En medio de tensiones geopolíticas y un repunte en los precios internacionales del crudo, cerca de 60 países se reunieron en Santa Marta con el objetivo de avanzar hacia una salida progresiva de los combustibles fósiles, al margen de las negociaciones climáticas multilaterales. Así lo aseguró la ministra encargada de Ambiente, Irene Vélez, en una entrevista con la agencia AFP, en la que calificó este bloque emergente como un "nuevo poder" global capaz de redefinir la agenda energética.

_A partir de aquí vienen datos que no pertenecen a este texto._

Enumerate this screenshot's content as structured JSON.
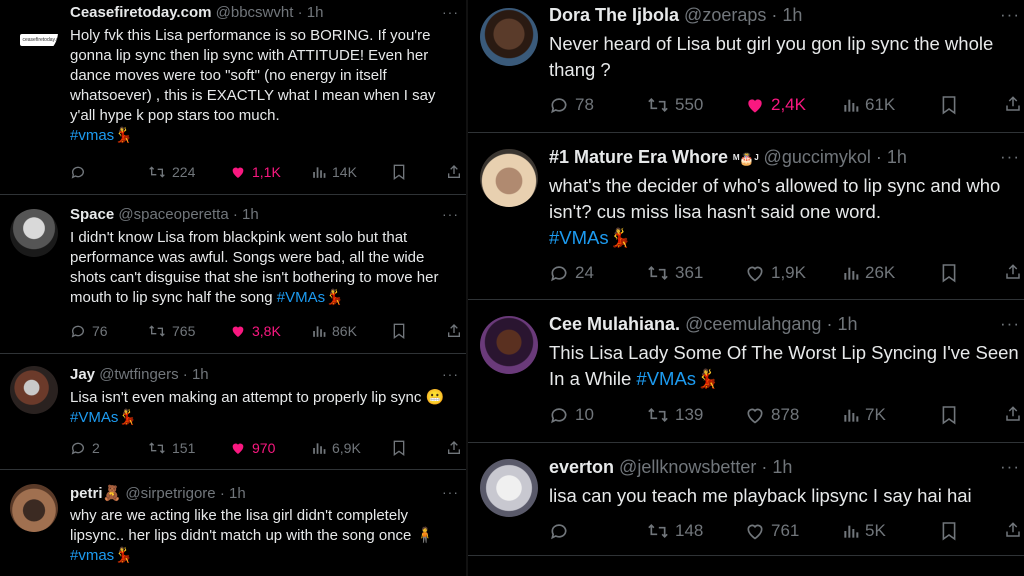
{
  "left_tweets": [
    {
      "name": "Ceasefiretoday.com",
      "handle": "@bbcswvht",
      "time": "· 1h",
      "avatar_label": "ceasefiretoday.com",
      "text": "Holy fvk this Lisa performance is so BORING. If you're gonna lip sync then lip sync with ATTITUDE! Even her dance moves were too \"soft\" (no energy in itself whatsoever) , this is EXACTLY what I mean when I say y'all hype k pop stars too much.",
      "hashtag": "#vmas",
      "replies": "",
      "reposts": "224",
      "likes": "1,1K",
      "views": "14K"
    },
    {
      "name": "Space",
      "handle": "@spaceoperetta",
      "time": "· 1h",
      "text": "I didn't know Lisa from blackpink went solo but that performance was awful. Songs were bad, all the wide shots can't disguise that she isn't bothering to move her mouth to lip sync half the song",
      "hashtag": "#VMAs",
      "replies": "76",
      "reposts": "765",
      "likes": "3,8K",
      "views": "86K"
    },
    {
      "name": "Jay",
      "handle": "@twtfingers",
      "time": "· 1h",
      "text": "Lisa isn't even making an attempt to properly lip sync",
      "emoji": "😬",
      "hashtag": "#VMAs",
      "replies": "2",
      "reposts": "151",
      "likes": "970",
      "views": "6,9K"
    },
    {
      "name": "petri",
      "name_emoji": "🧸",
      "handle": "@sirpetrigore",
      "time": "· 1h",
      "text": "why are we acting like the lisa girl didn't completely lipsync.. her lips didn't match up with the song once",
      "emoji": "🧍",
      "hashtag": "#vmas"
    }
  ],
  "right_tweets": [
    {
      "name": "Dora The Ijbola",
      "handle": "@zoeraps",
      "time": "· 1h",
      "text": "Never heard of Lisa but girl you gon lip sync the whole thang ?",
      "replies": "78",
      "reposts": "550",
      "likes": "2,4K",
      "views": "61K"
    },
    {
      "name": "#1 Mature Era Whore",
      "name_suffix": "ᴹ🎂ᴶ",
      "handle": "@guccimykol",
      "time": "· 1h",
      "text": "what's the decider of who's allowed to lip sync and who isn't? cus miss lisa hasn't said one word.",
      "hashtag": "#VMAs",
      "replies": "24",
      "reposts": "361",
      "likes": "1,9K",
      "views": "26K"
    },
    {
      "name": "Cee Mulahiana.",
      "handle": "@ceemulahgang",
      "time": "· 1h",
      "text": "This Lisa Lady Some Of The Worst Lip Syncing I've Seen In a While",
      "hashtag": "#VMAs",
      "replies": "10",
      "reposts": "139",
      "likes": "878",
      "views": "7K"
    },
    {
      "name": "everton",
      "handle": "@jellknowsbetter",
      "time": "· 1h",
      "text": "lisa can you teach me playback lipsync I say hai hai",
      "replies": "",
      "reposts": "148",
      "likes": "761",
      "views": "5K"
    }
  ],
  "colors": {
    "background": "#000000",
    "text": "#e7e9ea",
    "muted": "#71767b",
    "hashtag": "#1d9bf0",
    "like": "#f91880",
    "divider": "#2f3336"
  },
  "icons": [
    "reply-icon",
    "repost-icon",
    "like-icon",
    "views-icon",
    "bookmark-icon",
    "share-icon",
    "more-icon",
    "hashtag-emoji-icon"
  ]
}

Una coalición sin los gigantes energéticos

Aunque en Santa Marta participan países productores como Canadá, Australia y Brasil, llama la atención la ausencia de grandes emisores globales como Estados Unidos, China y Rusia. Sin embargo, lejos de interpretarlo como una debilidad, Vélez planteó a AFP que esta ausencia puede ser estratégica. Según la funcionaria, los grandes emisores han sido históricamente un freno dentro de las negociaciones climáticas, particularmente en escenarios como las Conferencias de las Partes (COP), donde el modelo de consenso otorga poder de veto.

En contraste, los países presentes, que representan cerca del 50% de la población mundial, podrían avanzar con mayor agilidad hacia soluciones concretas. "Hoy somos un nuevo poder", enfatizó Vélez, al destacar la convergencia entre naciones productoras, consumidoras y altamente vulnerables al cambio climático.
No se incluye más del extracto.